Vivian Qu Returns with Tangled Trauma

In her two previous films, Chinese filmmaker Vivian Qu‘s obvious interest in surveillance has driven her narratives. In her debut feature “Trap Street,” CCTV is both a help and a hindrance; while sophomore feature “Angels Wear White” hinges on the power of a well-timed recording. If you can put it on tape, Qu’s films argue, maybe you can understand a little better. You can at least watch it again, perhaps with fresh eyes, fresh perspective.
Qu’s third film, Berlin premiere “Girls on Wire,” is less obsessed with literal surveillance tape, but the filmmaker’s compulsions toward the power of the screen remain, even if they take a different shape. Granted, we don’t get to the screen for a while, instead opening in a dank, dismal cave where one of our two leading ladies has been trapped in a drug-induced hell. Soon, however, the quick-witted Tian Tian (Lia Haocun) has freed herself, alighting for the one place she thinks might house the only person left who loves her.
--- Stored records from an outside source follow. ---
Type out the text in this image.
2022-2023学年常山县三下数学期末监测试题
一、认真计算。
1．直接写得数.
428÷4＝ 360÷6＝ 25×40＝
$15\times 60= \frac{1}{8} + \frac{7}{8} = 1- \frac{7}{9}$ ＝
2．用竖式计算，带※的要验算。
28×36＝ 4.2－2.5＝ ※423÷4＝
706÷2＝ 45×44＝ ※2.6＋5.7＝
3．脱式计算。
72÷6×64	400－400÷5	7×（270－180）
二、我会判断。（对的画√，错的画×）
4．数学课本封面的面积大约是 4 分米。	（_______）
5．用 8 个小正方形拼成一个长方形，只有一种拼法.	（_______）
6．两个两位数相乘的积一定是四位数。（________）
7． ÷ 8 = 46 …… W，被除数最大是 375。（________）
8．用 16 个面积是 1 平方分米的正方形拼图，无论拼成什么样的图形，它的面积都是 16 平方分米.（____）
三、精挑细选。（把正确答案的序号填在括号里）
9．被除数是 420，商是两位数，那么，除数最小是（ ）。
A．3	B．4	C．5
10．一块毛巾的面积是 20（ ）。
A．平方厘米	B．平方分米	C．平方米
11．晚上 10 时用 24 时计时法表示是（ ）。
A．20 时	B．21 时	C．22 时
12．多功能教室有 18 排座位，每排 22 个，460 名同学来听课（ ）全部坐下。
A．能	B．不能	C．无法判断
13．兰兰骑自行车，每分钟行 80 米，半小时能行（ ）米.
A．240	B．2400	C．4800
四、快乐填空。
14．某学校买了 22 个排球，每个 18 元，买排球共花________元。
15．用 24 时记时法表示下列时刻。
Fittingly for Qu’s interests, that place is Xiangshan Film City (more formally known as Xiangshan Global Studios), a massive film studio (and tourist attraction) that can house dozens of productions at a time. And, somewhere on that lot, Tian Tian believes her estranged and beloved cousin Fang Di (Wen Qui, who previously starred in Qi’s “Angels Wear White” when she was just 14, at the time, she was billed as Vicky Chen) is working as a low level stuntperson. With nothing left to do and nowhere else to turn, Tian Tian ventures to the lot, hoping she can not only find Fang Di, but draft her into helping Tian Tian escape the very dangerous, very angry mob bosses who were holding her in that cave to begin with.
Two wily cousins take on the mob while also running around a giant film set? What could be better? And yet, “Girls on Wire,” which Qu also wrote, is often less compelled by the ingenuity of its set-up than the circumstances that got Tian Tian and Fang Di there in the first place. Over the course of the film’s nearly two-hour running time, Qu flips between time and place, using flashbacks to help illustrate both the cousins’ intense bond and the ways in which the rest of their seemingly doomed family helped break them apart five years ago.
Those unfolding flashbacks tend to dilute much of the film’s energy, essentially throwing up giant “STOP” signs the second things really get going, and pausing to toss us back into the pair’s increasingly fucked up childhood in Chongqing. While they do add emotion to the story — plus real dimension to the relationship between the cousins, who grew up more like sisters — their frequency rankles and keeps the film from ever feeling grounded in what’s happening now. And that now is, by far, the most compelling part of the film.
The film’s performances often suffer a similar fate. Haocun and Qi’s acting varies, but when the stars are tasked with more physical work, they shine (nothing in the film is better than its opening sequence, in which Haocun muscles her way out of her prison, though a sequence involving Qi repeatedly enduring a wet, freezing cold stunt comes close). More emotional scenes, however, feel hammy and didactic, heavy on the telling over the showing (and that telling hinges on being damn blunt about the whole thing, to boot).
But it’s no wonder the pair find it so hard to escape the pull of their family legacy, as their identities are entirely tied up in it. Tian Tian has been doomed to follow in her drug addict father’s footsteps (the hows and whys of that particular situation are almost unbelievably melodramatic), while Fang Di long ago abandoned her professional dreams (along with any cash she’s earned) to help pay off the sizable debts of her factory owner parents (most of it seemingly due to her nouveau riche mother’s inability to perform honest accounting. If that all sounds heavy, it is.
Still, Qi finds unexpected entertainment in the trio of bad guys dispatched to grab the girls (all caricatures of these kinds of dudes, all cleverly handled), including a dim-witted driver, a silent tough guy, and the very put-out boss who can’t believe he has to do this. When the three end up in Film City, their ineptitude leads them to the wrong film set, where they end up tossed right into the fray, care of a dizzy and fizzy sequence that sees them attempting to do their jobs while also pretending to be film extras. It’s the kind of smart, out of the box bit that plays to its unique location, and puffs the film back up.
Twists like that add surprise to a film that, so steeped in tragedy and the weight of familial trauma, often seems to be driving to a single possible ending. But Qu’s ability to keep us focused on the ways in which we get there remains a highlight of the film, if not the kind of high-wire act Fang Di herself is used to attempting, at least a different take on what it means to perform our pain, and to find a place where it can drive off into some sort of proverbial sunset.
Grade: B-
“Girls on Wire” premiered at the 2025 Berlin International Film Festival. It is currently seeking U.S. distribution.